"Si mon père lisait ces pages, il me dirait que les choses ne se sont pas passées comme ça. Tu aurais dû me demander avant, me reprocherait-il, et pendant un bon moment il ne me parlerait plus. Peut-être pour toujours. Si ma mère lisait ces pages, elle aurait quelques doutes, elle se sentirait triste, mais ensuite elle comprendrait - ou inventerait - les raisons qui m'ont poussé à parler d'eux.
Quelles sont ces raisons ? J'y ai pensé souvent et il n'y en a peut-être qu'une seule : je crois que je veux les trahir. Je veux trahir la mémoire de mes parents, je le dis à voix haute, je veux les trahir avec la seule chose que je puisse faire : un roman dont je ne sais pas si je pourrai le terminer."

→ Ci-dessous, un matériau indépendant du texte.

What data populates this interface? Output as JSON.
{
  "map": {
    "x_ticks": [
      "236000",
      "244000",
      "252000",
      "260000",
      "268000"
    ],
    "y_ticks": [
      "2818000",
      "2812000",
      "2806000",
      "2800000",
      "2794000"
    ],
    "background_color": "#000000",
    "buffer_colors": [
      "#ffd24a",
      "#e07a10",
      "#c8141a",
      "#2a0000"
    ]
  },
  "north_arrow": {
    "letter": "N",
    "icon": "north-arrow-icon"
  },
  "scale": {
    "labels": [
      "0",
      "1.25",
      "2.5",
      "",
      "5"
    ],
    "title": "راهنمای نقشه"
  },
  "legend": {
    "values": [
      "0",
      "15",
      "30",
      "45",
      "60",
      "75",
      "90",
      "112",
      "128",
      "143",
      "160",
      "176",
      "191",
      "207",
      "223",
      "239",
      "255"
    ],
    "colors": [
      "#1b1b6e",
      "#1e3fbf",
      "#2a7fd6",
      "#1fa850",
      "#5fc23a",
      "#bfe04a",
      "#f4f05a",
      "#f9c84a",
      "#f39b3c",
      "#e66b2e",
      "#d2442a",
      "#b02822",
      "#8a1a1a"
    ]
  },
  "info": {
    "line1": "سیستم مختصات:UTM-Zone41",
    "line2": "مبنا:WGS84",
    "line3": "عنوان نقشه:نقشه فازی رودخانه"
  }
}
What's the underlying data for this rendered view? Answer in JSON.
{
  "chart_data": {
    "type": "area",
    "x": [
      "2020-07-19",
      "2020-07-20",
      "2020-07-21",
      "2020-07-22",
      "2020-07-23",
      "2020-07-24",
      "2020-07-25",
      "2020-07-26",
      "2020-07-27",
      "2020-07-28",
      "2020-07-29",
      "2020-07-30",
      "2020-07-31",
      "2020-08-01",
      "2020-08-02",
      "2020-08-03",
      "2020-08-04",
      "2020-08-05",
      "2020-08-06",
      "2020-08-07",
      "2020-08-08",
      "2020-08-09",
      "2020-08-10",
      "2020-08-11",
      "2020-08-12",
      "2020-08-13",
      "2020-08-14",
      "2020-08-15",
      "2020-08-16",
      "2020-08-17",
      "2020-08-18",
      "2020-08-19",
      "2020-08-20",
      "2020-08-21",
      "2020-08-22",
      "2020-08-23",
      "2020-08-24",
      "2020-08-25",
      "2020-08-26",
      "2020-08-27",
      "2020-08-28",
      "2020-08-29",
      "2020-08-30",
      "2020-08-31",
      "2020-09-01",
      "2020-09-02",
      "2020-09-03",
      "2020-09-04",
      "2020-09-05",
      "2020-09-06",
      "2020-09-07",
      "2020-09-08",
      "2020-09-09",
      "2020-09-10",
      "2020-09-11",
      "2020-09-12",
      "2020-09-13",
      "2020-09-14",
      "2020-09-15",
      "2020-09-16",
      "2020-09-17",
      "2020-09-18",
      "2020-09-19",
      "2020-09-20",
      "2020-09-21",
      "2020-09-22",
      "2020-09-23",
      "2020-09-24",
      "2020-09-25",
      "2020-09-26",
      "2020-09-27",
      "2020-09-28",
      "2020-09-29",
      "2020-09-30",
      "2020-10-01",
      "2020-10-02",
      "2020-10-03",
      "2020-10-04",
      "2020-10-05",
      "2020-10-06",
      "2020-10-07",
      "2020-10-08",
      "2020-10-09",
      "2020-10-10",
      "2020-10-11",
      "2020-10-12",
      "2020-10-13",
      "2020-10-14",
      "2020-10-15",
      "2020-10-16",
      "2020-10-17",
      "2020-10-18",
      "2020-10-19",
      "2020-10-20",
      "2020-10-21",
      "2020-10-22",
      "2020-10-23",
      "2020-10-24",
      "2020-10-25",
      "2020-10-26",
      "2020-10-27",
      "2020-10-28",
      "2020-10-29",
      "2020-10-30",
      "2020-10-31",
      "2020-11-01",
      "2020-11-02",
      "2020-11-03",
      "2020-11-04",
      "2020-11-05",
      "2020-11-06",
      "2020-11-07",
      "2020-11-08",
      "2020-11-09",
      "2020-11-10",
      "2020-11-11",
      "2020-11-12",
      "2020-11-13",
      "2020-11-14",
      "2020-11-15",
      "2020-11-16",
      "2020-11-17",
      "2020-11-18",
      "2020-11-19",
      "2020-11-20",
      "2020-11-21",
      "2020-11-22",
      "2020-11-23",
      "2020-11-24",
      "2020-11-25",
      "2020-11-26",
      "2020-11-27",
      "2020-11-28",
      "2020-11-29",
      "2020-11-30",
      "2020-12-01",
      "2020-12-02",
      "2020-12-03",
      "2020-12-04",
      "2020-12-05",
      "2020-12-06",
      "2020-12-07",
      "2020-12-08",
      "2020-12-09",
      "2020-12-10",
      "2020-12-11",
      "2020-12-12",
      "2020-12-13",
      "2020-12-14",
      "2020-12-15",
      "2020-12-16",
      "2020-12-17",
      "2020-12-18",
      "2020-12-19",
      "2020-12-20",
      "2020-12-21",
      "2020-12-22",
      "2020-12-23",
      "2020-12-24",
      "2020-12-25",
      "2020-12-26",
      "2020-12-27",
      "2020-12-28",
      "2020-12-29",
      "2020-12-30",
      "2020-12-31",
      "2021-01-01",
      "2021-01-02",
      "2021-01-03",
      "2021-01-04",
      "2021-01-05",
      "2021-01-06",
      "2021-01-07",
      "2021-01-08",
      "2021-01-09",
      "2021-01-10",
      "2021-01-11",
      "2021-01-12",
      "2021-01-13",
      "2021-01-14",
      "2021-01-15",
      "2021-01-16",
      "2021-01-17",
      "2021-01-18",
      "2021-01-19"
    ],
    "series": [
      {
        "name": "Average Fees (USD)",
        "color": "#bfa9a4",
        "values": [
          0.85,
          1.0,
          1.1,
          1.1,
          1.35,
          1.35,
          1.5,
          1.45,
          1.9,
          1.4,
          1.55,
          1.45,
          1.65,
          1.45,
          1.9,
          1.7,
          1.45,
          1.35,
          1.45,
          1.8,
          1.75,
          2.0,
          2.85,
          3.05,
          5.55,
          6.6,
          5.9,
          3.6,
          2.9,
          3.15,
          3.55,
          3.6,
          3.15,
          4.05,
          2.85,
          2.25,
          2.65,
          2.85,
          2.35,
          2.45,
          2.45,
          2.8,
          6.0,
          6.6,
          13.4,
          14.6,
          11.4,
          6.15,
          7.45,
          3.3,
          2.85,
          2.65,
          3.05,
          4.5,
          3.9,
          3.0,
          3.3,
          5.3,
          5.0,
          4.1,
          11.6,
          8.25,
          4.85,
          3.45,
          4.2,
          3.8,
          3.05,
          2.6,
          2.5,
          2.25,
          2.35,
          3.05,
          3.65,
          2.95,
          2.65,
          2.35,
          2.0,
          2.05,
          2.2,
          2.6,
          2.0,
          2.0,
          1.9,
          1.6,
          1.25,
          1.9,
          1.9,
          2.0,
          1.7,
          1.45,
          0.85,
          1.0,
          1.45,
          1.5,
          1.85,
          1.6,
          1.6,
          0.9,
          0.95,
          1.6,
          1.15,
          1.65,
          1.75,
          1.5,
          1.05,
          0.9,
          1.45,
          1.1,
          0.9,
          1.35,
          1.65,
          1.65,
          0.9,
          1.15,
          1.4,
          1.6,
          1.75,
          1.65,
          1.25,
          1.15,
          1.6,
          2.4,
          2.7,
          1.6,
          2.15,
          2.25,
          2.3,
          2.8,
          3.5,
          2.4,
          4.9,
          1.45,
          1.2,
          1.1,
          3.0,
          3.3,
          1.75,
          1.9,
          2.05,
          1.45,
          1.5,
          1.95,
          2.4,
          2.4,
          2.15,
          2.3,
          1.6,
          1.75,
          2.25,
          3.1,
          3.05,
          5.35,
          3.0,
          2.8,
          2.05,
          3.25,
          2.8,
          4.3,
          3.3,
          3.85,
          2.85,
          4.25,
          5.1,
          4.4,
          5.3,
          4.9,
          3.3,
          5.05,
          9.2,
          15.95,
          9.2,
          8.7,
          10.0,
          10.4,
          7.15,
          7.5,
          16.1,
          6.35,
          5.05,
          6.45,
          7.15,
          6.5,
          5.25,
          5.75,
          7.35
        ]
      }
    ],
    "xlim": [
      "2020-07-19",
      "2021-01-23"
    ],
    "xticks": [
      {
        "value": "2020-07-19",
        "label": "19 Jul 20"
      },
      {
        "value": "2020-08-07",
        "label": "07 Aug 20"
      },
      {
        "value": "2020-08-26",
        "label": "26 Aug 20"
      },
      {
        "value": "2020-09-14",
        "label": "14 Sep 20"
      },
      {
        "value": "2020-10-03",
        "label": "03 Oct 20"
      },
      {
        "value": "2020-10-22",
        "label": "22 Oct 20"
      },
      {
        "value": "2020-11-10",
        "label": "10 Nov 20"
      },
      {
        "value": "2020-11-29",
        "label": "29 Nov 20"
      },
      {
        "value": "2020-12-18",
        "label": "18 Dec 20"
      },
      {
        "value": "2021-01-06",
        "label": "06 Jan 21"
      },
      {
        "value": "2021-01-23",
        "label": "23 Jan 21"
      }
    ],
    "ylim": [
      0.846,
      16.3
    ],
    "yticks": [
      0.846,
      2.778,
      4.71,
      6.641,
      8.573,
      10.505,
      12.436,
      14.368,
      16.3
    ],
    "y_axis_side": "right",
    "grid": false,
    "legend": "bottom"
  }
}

Le bateau fit escale à Valparaiso. Descendu sur la jetée, je me retrouve à errer dans ses rues poussiéreuses à la recherche d'un bar capable d'étancher ma soif. Le soleil brûle le sel qui ronge ma barbe et ma peau. Je cherche l'ombre sous les arbres, allant dans les ruelles les plus étroites afin de m'abriter et de la chaleur et du vent. C'est ainsi au détour d'un labyrinthe de rues sans vie que je trouve un magasin d'antiquité à la devanture intrigante. "Collection Privée" est peint sur la vitrine, je pousse la porte m'attendant à voir un vieux loup de mer échoué du Cap Horn.
Mais non, c'est le fils qui m'accueille, c'était bien la boutique du vieux par contre.